Lab 1: Pipelined Kernel Execution Using Out-of-Order Event Queue - 2023.1 English

Vitis Tutorials: Hardware Acceleration (XD099)

Document ID
XD099
Release Date
2023-08-02
Version
2023.1 English

In this first exercise, you will look at a pipelined kernel execution.

In this build you are only dealing with a single instance of the kernel, or compute unit (CU) running in the hardware. However, as previously described, the run of a kernel also requires the transmission of data to and from the CU. These activities should be pipelined to minimize the idle-time of the kernel working with the host application.

Open the host code, src/pipeline_host.cpp, and look at the execution loop starting at line 55.

  // -- Execution -----------------------------------------------------------

  for(unsigned int i=0; i < numBuffers; i++) {
    tasks[i].run(api);
  }
  clFinish(api.getQueue());

In this case, the code schedules all the buffers and lets them execute. Only at the end does it actually synchronize and wait for completion.

  1. Compile and run the host code (srcPipeline/host.cpp) using the following command.

    make TARGET=hw DEVICE=xilinx_u200_gen3x16_xdma_2_202110_1 LAB=pipeline
    

    Compared to the kernel compilation time, this build step takes very little time.

  2. You are now ready to run the application.

    The runtime data is generated by the host program due to settings specified in the xrt.ini file, as described in Enabling Profiling in Your Application. This file is found at ./reference-files/auxFiles/xrt.ini, and is copied to the runPipeline directory by the make run command.
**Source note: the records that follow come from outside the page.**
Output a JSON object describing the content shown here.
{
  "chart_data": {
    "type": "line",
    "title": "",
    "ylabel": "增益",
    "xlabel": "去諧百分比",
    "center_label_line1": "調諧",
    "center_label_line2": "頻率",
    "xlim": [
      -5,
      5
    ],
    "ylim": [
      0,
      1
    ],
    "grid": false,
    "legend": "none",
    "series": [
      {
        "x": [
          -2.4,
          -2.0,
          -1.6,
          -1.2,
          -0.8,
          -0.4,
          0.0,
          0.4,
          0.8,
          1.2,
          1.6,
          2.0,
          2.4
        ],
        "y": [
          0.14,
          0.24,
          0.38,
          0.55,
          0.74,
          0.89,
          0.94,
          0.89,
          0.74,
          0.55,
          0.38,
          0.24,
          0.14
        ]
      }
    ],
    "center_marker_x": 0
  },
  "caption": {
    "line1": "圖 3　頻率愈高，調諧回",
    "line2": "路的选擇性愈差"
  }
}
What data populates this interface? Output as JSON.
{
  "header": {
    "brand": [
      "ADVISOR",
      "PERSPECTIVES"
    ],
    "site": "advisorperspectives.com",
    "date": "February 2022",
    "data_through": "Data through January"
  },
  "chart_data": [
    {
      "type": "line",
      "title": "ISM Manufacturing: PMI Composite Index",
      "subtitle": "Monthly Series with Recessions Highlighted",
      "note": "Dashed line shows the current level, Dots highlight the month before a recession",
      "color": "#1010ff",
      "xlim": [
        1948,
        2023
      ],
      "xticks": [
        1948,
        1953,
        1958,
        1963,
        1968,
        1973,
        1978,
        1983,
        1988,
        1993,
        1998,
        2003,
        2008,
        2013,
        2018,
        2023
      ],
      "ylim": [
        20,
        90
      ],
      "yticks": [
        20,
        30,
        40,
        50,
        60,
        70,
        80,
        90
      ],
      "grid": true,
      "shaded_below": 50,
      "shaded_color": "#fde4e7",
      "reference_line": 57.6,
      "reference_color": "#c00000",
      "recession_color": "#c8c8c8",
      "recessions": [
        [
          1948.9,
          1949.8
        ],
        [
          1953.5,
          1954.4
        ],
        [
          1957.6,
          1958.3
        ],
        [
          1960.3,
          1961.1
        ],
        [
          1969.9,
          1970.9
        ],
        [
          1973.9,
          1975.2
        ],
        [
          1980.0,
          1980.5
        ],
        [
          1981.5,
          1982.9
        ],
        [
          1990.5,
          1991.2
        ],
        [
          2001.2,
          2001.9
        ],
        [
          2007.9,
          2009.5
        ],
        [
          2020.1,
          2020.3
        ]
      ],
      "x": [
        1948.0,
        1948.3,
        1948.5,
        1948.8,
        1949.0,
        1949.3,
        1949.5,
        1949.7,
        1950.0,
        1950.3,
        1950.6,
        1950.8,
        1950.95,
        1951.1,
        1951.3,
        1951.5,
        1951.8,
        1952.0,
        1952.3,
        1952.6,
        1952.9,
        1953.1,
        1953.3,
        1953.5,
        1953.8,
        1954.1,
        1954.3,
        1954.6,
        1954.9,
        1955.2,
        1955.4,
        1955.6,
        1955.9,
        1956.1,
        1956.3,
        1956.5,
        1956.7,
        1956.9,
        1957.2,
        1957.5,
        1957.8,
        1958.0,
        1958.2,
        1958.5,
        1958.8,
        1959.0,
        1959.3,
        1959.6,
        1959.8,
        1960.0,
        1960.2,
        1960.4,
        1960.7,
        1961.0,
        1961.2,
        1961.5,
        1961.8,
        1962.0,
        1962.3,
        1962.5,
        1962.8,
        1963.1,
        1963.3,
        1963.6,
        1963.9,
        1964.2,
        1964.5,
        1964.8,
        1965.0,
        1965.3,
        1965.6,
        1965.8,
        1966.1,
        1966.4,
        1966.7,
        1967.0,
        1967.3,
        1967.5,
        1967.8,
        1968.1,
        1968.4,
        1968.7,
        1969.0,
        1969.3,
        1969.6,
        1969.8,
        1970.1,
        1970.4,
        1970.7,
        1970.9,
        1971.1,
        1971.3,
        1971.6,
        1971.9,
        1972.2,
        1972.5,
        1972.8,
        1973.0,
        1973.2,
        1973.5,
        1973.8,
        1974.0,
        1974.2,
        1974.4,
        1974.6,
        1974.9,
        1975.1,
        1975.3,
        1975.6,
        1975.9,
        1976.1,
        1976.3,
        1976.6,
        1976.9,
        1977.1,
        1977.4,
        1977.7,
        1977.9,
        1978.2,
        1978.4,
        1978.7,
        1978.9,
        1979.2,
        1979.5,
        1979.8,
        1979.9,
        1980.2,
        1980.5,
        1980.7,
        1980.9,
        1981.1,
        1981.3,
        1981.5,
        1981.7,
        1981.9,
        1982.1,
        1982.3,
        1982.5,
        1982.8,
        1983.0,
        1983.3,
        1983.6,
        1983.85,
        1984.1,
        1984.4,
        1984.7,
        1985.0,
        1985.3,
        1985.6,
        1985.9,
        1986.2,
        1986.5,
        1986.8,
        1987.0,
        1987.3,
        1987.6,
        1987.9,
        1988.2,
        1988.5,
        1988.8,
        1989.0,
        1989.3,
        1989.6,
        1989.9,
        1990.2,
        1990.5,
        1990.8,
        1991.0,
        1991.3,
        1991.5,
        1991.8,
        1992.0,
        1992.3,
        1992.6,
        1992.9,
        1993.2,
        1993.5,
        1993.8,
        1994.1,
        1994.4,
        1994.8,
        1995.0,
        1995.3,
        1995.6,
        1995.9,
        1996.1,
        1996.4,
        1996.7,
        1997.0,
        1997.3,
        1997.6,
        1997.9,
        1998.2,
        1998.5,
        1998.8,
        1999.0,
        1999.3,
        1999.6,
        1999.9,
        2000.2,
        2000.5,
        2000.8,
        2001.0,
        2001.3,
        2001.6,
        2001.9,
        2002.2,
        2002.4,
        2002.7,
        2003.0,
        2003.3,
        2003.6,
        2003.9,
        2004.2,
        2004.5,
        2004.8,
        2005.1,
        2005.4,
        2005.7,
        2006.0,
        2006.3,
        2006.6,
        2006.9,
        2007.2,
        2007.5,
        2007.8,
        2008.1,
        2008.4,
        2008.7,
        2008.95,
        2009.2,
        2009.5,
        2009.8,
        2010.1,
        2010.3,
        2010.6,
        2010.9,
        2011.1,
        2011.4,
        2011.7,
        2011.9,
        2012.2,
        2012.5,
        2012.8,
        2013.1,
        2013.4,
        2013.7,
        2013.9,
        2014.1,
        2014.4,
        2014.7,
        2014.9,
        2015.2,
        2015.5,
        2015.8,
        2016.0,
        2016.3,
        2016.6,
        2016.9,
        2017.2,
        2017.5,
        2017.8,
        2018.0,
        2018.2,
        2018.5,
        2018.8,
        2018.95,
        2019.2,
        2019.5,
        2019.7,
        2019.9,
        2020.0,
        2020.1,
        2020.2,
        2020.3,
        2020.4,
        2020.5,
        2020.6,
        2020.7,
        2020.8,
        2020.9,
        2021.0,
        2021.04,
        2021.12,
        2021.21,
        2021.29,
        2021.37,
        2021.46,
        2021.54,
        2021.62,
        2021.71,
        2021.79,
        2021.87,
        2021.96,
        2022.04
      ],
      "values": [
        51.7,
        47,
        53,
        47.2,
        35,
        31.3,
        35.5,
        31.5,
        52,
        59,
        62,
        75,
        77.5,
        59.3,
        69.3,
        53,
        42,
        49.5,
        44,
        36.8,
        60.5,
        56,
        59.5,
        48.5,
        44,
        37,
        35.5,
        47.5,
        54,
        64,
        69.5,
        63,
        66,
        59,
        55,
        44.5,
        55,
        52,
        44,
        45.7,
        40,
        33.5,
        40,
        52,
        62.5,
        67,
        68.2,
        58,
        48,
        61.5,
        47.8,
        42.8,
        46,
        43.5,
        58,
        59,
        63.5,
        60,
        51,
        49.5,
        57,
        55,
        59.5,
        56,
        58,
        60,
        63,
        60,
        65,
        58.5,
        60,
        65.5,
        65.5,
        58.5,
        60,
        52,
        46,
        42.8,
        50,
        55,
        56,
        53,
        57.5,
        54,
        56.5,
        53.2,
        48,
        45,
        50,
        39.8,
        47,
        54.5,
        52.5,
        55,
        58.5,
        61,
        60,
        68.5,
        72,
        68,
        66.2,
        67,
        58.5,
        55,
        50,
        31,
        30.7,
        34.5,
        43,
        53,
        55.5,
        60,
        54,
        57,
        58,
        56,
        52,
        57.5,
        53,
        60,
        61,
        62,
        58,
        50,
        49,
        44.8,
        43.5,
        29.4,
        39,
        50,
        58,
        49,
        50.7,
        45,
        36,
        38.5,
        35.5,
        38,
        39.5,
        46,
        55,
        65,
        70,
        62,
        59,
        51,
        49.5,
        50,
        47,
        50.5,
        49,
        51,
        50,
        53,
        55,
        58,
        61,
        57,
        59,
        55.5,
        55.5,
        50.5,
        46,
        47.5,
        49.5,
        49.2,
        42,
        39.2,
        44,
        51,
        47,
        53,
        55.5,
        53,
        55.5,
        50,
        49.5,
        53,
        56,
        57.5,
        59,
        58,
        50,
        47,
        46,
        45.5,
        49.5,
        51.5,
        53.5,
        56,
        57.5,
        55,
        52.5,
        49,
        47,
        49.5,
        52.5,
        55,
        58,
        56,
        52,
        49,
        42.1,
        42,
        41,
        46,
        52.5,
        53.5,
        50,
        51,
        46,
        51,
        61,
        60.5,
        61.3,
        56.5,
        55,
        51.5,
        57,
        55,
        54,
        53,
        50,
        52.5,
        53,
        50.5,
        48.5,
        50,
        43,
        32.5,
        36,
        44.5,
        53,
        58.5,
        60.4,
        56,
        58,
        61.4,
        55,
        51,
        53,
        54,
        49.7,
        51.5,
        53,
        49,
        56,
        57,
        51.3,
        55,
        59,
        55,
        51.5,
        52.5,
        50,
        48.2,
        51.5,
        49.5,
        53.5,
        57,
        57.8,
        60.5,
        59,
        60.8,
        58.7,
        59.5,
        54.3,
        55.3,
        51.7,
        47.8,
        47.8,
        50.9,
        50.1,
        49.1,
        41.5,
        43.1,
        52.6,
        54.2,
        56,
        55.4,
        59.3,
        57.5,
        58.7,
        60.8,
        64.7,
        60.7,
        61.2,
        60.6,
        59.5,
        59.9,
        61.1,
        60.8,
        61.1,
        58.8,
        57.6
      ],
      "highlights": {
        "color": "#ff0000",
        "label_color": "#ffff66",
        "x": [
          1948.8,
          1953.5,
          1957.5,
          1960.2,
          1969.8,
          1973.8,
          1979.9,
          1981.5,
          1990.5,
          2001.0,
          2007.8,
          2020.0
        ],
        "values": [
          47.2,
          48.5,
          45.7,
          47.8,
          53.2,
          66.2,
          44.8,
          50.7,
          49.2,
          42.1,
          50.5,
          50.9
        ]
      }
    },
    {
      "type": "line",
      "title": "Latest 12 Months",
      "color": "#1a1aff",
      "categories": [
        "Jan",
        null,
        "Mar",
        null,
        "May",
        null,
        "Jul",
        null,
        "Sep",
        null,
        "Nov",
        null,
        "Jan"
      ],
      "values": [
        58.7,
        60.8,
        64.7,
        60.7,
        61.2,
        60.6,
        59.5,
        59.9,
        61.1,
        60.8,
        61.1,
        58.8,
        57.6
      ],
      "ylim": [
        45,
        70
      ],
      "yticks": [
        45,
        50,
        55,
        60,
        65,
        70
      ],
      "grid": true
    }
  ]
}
    The xrt.ini file contains the following settings:

    [Debug]
    opencl_trace=true
    device_trace=coarse
    

    Use the following command to run the application.

    make run TARGET=hw DEVICE=xilinx_u200_gen3x16_xdma_2_202110_1 LAB=pipeline
    

    After the run completes, open the Application Timeline using the Vitis analyzer, then select the Application Timeline located in left side panel.

    vitis_analyzer pipeline/xrt.run_summary
    

    NOTE: In the 2023.1 release this command opens the Analysis view of the new Vitis Unified IDE and loads the run summary as described in Working with the Analysis View. You can navigate to the various reports using the left pane of the Analysis view or by clicking on the links provided in the summary report.

    The Application Timeline view illustrates the full run of the executable. The three main sections of the timeline are:

    • OpenCL API Calls

    • Data Transfer

    • Kernel Enqueues

  3. Zoom in on the section illustrating the actual accelerator execution, and select one of the kernel enqueue blocks on Row 0 to see an image similar to the following figure. Ordered Queue

    The blue arrows identify dependencies, and you can see that every Write/Execute/Read task execution has a dependency on the previous Write/Execute/Read operation set. This effectively serializes the execution. In this case, the dependency is created by using an ordered queue.

  4. Open the file src/pipeline_host.cpp in a text editor.

    In the Common Parameters section, as shown at line 27 of the pipeline_host.cpp, the oooQueue parameter is set to false.

     bool         oooQueue                 = false;
    

    You can break this dependency by changing the out-of-order parameter to true.

     bool         oooQueue                 = true;
    
  5. Recompile the application, rerun the program, and review the run_summary in the Vitis analyzer:

    make run TARGET=hw DEVICE=xilinx_u200_gen3x16_xdma_2_202110_1 LAB=pipeline
    vitis_analyzer pipeline/xrt.run_summary
    

    If you zoom in on the Application Timeline, and click any kernel enqueue, you should see results similar to the following figure. Out-of-Order Queue

    If you select other pass kernel enqueues, you will see that all 10 are now showing dependencies only within the Write/Execute/Read group. This allows the read and write operations to overlap with the execution, and you are effectively pipelining the software write, execute, and read. This can considerably improve the overall performance because the communication overhead is occurring concurrently with the execution of the accelerator.